What about the incremental indexing?
So far we moved all documents in MongoDB to the fulltext_opt index, but there is a problem that if we keep mongo-connector running, all the new doucments inserted in MongoDB will be indexed in the fulltext in ES and not optimized the fulltext_opt. ( Except using elasticdump again.)
The way to solve this problem is to configure mongo-connector a bit more. There are many configuration options that you can find here.
You can see how to configure mongo-connector via a JSON file. Here I’ll just use the command line.

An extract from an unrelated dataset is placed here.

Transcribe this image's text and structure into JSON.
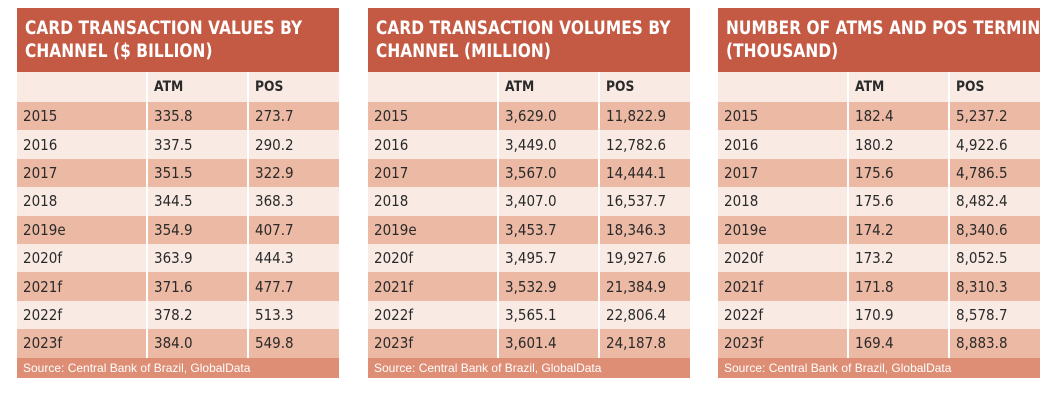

$ mongo-connector -m 127.0.0.1:27017 -t 127.0.0.1:9200 -d elastic2_doc_manager -n fulltext.articles -g fulltext_opt.articles
In the command, use namespaces.include
(-n in command line) and namespaces.mapping
(-g in command line) to connect with each other.
Conclusion
What can we learn in the note?
- How to use MongoDB to search full-text?
- Why ES?
- What are analysers?
- How to create an ES index?
- How to import MongoDB documents into ES?
- How to implement the incremental indexing?